What’s greater, for example, here in the United States? An overall corporate culture as it appears in all our products, advertising, popular music, movies, etc.? Or the grassroots, where cultural advances have always in the past developed? From New Orleans whore houses to Florence in the Renaissance to Montmartre in 1890? Today, when we look about, it appears as if the corporate center has the edge, defining much of popular culture. As for “high” culture, it appears to hardly exist.

Are we merely jittery about this “brave new world,” the corporation and all its satellites? Obama has promised to put corporate power in its place. But he already appears to have been swallowed up by that greater power.
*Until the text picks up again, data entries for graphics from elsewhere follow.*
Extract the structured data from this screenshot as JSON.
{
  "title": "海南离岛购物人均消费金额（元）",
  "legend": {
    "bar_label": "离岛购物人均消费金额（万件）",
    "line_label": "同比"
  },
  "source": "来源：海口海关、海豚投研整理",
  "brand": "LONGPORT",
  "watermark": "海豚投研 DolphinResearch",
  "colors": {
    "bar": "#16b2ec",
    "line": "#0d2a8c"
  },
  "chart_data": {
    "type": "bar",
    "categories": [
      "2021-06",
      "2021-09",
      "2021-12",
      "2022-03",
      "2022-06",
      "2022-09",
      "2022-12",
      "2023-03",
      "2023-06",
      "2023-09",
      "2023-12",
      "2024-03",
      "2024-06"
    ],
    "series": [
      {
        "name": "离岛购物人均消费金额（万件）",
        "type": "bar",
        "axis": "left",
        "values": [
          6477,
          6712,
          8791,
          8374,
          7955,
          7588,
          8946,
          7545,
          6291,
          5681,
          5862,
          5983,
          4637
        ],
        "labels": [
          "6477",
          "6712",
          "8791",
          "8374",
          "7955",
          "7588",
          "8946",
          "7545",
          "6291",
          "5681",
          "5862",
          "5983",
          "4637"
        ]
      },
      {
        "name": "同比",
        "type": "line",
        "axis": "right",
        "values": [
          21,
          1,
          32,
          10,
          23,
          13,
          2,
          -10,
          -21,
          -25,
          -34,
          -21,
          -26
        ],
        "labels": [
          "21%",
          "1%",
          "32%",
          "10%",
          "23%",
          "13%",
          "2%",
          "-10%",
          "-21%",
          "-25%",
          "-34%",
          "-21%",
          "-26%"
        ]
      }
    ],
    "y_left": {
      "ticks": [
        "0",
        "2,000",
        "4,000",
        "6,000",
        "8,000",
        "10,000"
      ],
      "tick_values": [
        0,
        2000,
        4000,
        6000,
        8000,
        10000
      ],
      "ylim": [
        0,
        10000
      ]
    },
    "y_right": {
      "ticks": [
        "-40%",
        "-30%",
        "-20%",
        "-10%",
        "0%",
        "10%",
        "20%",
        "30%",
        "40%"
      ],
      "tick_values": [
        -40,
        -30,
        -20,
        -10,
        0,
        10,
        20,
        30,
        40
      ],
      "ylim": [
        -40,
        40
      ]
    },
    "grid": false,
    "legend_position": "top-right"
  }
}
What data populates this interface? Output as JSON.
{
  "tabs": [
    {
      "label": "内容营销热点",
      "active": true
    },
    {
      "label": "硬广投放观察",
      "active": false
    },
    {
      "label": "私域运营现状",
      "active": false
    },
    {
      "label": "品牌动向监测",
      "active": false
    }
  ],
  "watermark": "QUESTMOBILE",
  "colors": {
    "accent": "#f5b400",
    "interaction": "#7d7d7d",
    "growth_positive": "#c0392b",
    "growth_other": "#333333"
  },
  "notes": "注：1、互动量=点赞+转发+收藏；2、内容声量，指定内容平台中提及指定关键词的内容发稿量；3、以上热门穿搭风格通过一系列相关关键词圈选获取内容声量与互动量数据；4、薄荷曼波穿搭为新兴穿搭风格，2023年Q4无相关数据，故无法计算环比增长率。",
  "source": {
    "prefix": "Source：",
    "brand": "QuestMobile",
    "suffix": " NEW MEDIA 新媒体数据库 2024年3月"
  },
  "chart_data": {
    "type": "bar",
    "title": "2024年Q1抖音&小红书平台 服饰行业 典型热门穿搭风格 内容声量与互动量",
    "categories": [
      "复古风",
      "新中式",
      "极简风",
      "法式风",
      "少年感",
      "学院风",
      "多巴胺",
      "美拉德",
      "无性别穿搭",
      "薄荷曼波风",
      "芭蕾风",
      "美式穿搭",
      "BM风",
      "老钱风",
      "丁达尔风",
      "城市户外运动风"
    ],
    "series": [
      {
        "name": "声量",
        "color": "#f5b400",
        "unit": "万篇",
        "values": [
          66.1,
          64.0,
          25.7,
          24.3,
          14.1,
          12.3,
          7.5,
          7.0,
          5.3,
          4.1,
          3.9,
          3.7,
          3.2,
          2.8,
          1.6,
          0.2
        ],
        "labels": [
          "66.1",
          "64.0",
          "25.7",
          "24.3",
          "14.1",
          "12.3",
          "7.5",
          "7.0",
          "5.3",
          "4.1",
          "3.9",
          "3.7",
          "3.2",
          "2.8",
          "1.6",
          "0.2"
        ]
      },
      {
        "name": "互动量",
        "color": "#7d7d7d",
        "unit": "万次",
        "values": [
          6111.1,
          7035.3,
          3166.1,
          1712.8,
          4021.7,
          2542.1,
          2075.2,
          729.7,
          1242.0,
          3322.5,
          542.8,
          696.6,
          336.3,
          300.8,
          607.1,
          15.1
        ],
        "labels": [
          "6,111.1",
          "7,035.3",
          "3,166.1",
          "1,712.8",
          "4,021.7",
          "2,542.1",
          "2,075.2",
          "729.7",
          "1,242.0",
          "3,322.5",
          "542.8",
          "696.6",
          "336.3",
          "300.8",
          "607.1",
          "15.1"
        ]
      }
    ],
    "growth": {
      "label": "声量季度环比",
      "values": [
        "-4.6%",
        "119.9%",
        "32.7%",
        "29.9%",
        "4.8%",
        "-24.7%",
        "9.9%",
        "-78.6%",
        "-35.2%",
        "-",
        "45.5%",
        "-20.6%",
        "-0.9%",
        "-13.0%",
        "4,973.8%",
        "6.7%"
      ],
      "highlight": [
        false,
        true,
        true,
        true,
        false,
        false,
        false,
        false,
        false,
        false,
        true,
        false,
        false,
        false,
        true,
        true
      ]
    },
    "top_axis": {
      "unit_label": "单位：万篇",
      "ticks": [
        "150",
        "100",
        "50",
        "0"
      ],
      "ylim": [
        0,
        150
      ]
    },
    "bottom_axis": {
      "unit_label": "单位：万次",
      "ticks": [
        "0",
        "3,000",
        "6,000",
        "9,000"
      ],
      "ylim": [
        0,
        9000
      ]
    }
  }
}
But the people comprise a mighty legion. We could change the world if we decided to. Ah, isn’t that an irony? We are constantly hemmed in by ironies. and contradictions. The overall flow of both power and culture in recent times has been dominated by corporations. And conspiracy theorists aside there is no central loci of all corporate power. Just as your author says. Though CEOs often see eye to eye.

Your author makes many very interesting points. And he may be onto the overall trend in recent times.